The new year is a traditional time for making changes. A new hairstyle, wardrobe, or exercise plan - the list of desired changes can be exhausting. Personal changes we make to our bodies can bring temporary excitement and motivation, but it’s important to remember that the way you feel about yourself is not a physical thing you can change. No matter what you change on the outside, you will only feel good about yourself long-term when you change your thoughts and behaviors.

Instead of focusing on making a change for the New Year, create a healthy body image plan. This eliminates the personal pressure and the chance of failure when you fall off track. It also keeps you focused on making healthy choices for the rest of your life. Below is my personal plan to help you let go of the shame you feel and focus on a healthier you.

  1. Replace the self-hate or verbal abuse you inflict on your body with positive attributes. An example of this may be when you habitually tell yourself or others, “I hate my thighs,” interrupt yourself with, “but I like the shape of my ankles.” Your body responds to hearing good things about it. Those comments must come from you to make a difference.

  2. Create a value list. Body dysmorphia happens, and it happens most commonly with people who have been shamed or teased. To create a more positive body image, you must keep a list of what you do value about your body. As you practice writing positive things, you’ll notice more motivation and confidence.
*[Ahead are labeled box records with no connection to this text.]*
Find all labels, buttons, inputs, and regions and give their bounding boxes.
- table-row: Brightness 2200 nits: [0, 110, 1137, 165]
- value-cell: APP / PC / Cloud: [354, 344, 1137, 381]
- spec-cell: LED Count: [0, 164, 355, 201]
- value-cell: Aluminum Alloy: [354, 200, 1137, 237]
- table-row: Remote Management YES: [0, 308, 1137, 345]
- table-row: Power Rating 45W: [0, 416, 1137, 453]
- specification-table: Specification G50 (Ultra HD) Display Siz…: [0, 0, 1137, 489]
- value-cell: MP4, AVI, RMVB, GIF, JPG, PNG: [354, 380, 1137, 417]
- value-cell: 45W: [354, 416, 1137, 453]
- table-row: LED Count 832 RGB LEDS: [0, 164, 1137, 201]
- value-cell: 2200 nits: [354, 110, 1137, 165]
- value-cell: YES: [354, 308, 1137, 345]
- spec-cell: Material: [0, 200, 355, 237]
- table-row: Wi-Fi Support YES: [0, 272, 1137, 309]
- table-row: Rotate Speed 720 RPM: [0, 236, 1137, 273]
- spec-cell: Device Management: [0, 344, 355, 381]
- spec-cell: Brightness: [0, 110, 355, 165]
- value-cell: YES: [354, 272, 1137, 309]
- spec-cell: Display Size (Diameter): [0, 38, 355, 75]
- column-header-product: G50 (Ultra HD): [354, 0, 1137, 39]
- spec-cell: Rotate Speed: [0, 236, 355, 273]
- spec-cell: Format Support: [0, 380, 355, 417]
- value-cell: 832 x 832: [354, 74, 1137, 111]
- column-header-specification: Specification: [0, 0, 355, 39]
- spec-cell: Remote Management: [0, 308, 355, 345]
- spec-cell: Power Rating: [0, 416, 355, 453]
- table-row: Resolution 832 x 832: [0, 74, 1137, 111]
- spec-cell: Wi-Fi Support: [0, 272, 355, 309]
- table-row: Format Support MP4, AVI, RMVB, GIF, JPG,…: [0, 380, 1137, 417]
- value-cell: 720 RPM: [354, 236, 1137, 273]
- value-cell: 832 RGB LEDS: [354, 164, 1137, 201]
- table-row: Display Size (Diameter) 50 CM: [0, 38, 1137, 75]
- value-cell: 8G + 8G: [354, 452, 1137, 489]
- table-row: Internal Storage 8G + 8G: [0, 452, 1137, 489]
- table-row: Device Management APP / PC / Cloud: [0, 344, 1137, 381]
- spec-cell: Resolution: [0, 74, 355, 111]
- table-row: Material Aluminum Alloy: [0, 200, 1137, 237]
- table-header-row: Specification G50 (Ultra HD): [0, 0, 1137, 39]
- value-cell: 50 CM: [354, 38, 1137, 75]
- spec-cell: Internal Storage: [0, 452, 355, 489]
  3. Reward yourself for each small, healthy change you make. If you struggle with your body image, you understand how defeated you feel for those days you get off track. Making a healthy lifestyle plan means you will have good and bad days. Expect those bad days, but don’t give yourself time to wallow in them. Much more important is congratulating yourself when you succeed.
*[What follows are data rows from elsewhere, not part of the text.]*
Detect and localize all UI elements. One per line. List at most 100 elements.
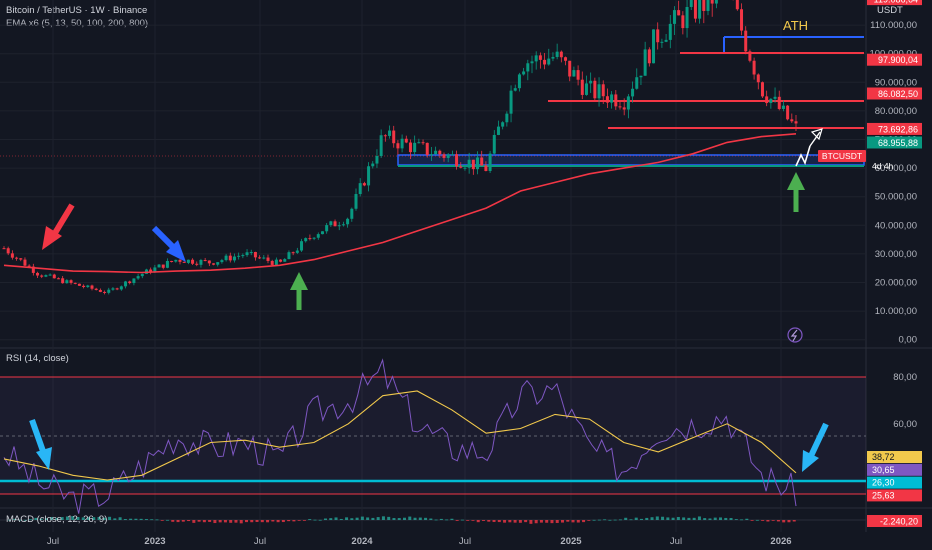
candle-body[interactable] bbox=[19, 258, 23, 260]
candle-body[interactable] bbox=[69, 280, 73, 283]
candle-body[interactable] bbox=[136, 276, 140, 279]
candle-body[interactable] bbox=[65, 280, 69, 284]
candle-body[interactable] bbox=[379, 135, 383, 157]
candle-body[interactable] bbox=[484, 165, 488, 171]
candle-body[interactable] bbox=[413, 142, 417, 153]
candle-body[interactable] bbox=[752, 60, 756, 75]
candle-body[interactable] bbox=[476, 157, 480, 170]
candle-body[interactable] bbox=[760, 82, 764, 97]
candle-body[interactable] bbox=[790, 119, 794, 122]
candle-body[interactable] bbox=[526, 63, 530, 72]
currency-label[interactable]: USDT bbox=[877, 5, 903, 16]
candle-body[interactable] bbox=[589, 80, 593, 84]
candle-body[interactable] bbox=[509, 90, 513, 114]
candle-body[interactable] bbox=[710, 0, 714, 4]
candle-body[interactable] bbox=[178, 259, 182, 262]
candle-body[interactable] bbox=[287, 252, 291, 260]
candle-body[interactable] bbox=[496, 126, 500, 135]
candle-body[interactable] bbox=[295, 250, 299, 253]
candle-body[interactable] bbox=[283, 259, 287, 262]
candle-body[interactable] bbox=[517, 74, 521, 89]
candle-body[interactable] bbox=[132, 278, 136, 284]
ema-line[interactable] bbox=[3, 133, 797, 274]
candle-body[interactable] bbox=[467, 159, 471, 168]
candle-body[interactable] bbox=[346, 218, 350, 225]
candle-body[interactable] bbox=[559, 51, 563, 58]
candle-body[interactable] bbox=[605, 96, 609, 103]
candle-body[interactable] bbox=[698, 0, 702, 19]
candle-body[interactable] bbox=[212, 263, 216, 265]
candle-body[interactable] bbox=[140, 273, 144, 277]
candle-body[interactable] bbox=[186, 259, 190, 263]
symbol-badge[interactable] bbox=[818, 150, 866, 162]
candle-body[interactable] bbox=[471, 159, 475, 170]
candle-body[interactable] bbox=[375, 156, 379, 164]
candle-body[interactable] bbox=[253, 251, 257, 258]
candle-body[interactable] bbox=[643, 49, 647, 76]
candle-body[interactable] bbox=[672, 10, 676, 24]
candle-body[interactable] bbox=[534, 55, 538, 62]
candle-body[interactable] bbox=[429, 154, 433, 156]
candle-body[interactable] bbox=[610, 94, 614, 103]
candle-body[interactable] bbox=[693, 0, 697, 19]
candle-body[interactable] bbox=[216, 262, 220, 265]
candle-body[interactable] bbox=[77, 283, 81, 286]
candle-body[interactable] bbox=[396, 143, 400, 149]
lightning-icon[interactable] bbox=[787, 327, 803, 343]
candle-body[interactable] bbox=[224, 255, 228, 261]
candle-body[interactable] bbox=[82, 285, 86, 288]
candle-body[interactable] bbox=[689, 0, 693, 7]
candle-body[interactable] bbox=[626, 96, 630, 110]
price-label-box[interactable] bbox=[867, 53, 922, 66]
ema-legend[interactable]: EMA x6 (5, 13, 50, 100, 200, 800) bbox=[6, 18, 148, 29]
candle-body[interactable] bbox=[90, 285, 94, 289]
candle-body[interactable] bbox=[442, 154, 446, 158]
candle-body[interactable] bbox=[706, 0, 710, 11]
candle-body[interactable] bbox=[417, 142, 421, 144]
candle-body[interactable] bbox=[639, 75, 643, 78]
candle-body[interactable] bbox=[631, 88, 635, 97]
candle-body[interactable] bbox=[304, 238, 308, 242]
candle-body[interactable] bbox=[119, 286, 123, 290]
candle-body[interactable] bbox=[350, 208, 354, 219]
candle-body[interactable] bbox=[647, 49, 651, 64]
candle-body[interactable] bbox=[279, 259, 283, 262]
candle-body[interactable] bbox=[702, 0, 706, 11]
candle-body[interactable] bbox=[522, 71, 526, 75]
candle-body[interactable] bbox=[237, 255, 241, 257]
candle-body[interactable] bbox=[44, 275, 48, 277]
candle-body[interactable] bbox=[300, 241, 304, 251]
candle-body[interactable] bbox=[161, 264, 165, 268]
candle-body[interactable] bbox=[773, 96, 777, 99]
candle-body[interactable] bbox=[564, 57, 568, 61]
candle-body[interactable] bbox=[354, 194, 358, 209]
candle-body[interactable] bbox=[2, 248, 6, 250]
candle-body[interactable] bbox=[593, 80, 597, 99]
candle-body[interactable] bbox=[165, 260, 169, 268]
candle-body[interactable] bbox=[392, 130, 396, 144]
candle-body[interactable] bbox=[10, 253, 14, 258]
candle-body[interactable] bbox=[740, 9, 744, 31]
candle-body[interactable] bbox=[329, 221, 333, 226]
candle-body[interactable] bbox=[400, 138, 404, 149]
candle-body[interactable] bbox=[438, 150, 442, 155]
candle-body[interactable] bbox=[685, 6, 689, 29]
candle-body[interactable] bbox=[56, 278, 60, 280]
candle-body[interactable] bbox=[618, 106, 622, 108]
candle-body[interactable] bbox=[73, 282, 77, 284]
candle-body[interactable] bbox=[362, 183, 366, 186]
candle-body[interactable] bbox=[157, 264, 161, 268]
candle-body[interactable] bbox=[111, 288, 115, 290]
candle-body[interactable] bbox=[421, 142, 425, 144]
candle-body[interactable] bbox=[195, 263, 199, 265]
candle-body[interactable] bbox=[228, 255, 232, 261]
candle-body[interactable] bbox=[668, 23, 672, 40]
candle-body[interactable] bbox=[576, 70, 580, 80]
candle-body[interactable] bbox=[31, 266, 35, 273]
rsi-line[interactable] bbox=[3, 358, 797, 514]
candle-body[interactable] bbox=[86, 285, 90, 288]
candle-body[interactable] bbox=[463, 167, 467, 169]
candle-body[interactable] bbox=[337, 225, 341, 227]
candle-body[interactable] bbox=[6, 248, 10, 254]
candle-body[interactable] bbox=[258, 257, 262, 259]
  4. Don’t let others enable unhealthy habits you may have once shared. You’re working on developing a healthy relationship with yourself. That means advocating for you. Love yourself enough to let go of people holding you back.
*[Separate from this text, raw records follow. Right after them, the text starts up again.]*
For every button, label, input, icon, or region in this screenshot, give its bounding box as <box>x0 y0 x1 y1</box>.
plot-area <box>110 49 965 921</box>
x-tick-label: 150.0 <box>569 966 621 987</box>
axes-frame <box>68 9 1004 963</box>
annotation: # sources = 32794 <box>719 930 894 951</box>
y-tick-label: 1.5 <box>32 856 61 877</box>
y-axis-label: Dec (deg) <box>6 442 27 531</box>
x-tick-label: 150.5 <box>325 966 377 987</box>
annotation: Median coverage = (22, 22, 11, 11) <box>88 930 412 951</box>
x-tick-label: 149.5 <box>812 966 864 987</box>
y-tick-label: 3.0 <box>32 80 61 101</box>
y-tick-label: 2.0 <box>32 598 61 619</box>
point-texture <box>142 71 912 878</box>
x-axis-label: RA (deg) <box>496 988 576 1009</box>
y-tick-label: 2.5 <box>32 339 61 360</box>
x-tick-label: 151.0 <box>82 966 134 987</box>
  5. Enlist the help of a support group as you go through personal improvements. It’s easier to stay committed if you have someone counting on you to continue your healthy body image plan.

  6. Now is the time to begin. Don’t wait for a wedding, reunion, or special event to begin your healthy body image plan. Life doesn’t stop or give you time to get healthy; nothing changes until you do.

How will you know when you’re making changes in the way you think and feel about your body? Here are a few examples of a healthy body image.

  • When someone compliments you on your appearance or fitness, you can accept the compliment as genuine.

  • It’s not hard to find an outfit you feel comfortable and attractive in.

  • You can admire someone else’s body without criticizing or judging your own.

  • You rarely compare yourself with others.

  • You can name several parts of your body that you like and appreciate.

No one is born with a poor body image. I’ve seen children with terrible birth defects grow up to see themselves as beautiful and special. Unfortunately, I’ve seen beautiful people with terrible body image problems. Remember that how you talk about your body and your children’s bodies becomes the image they will carry with them throughout life.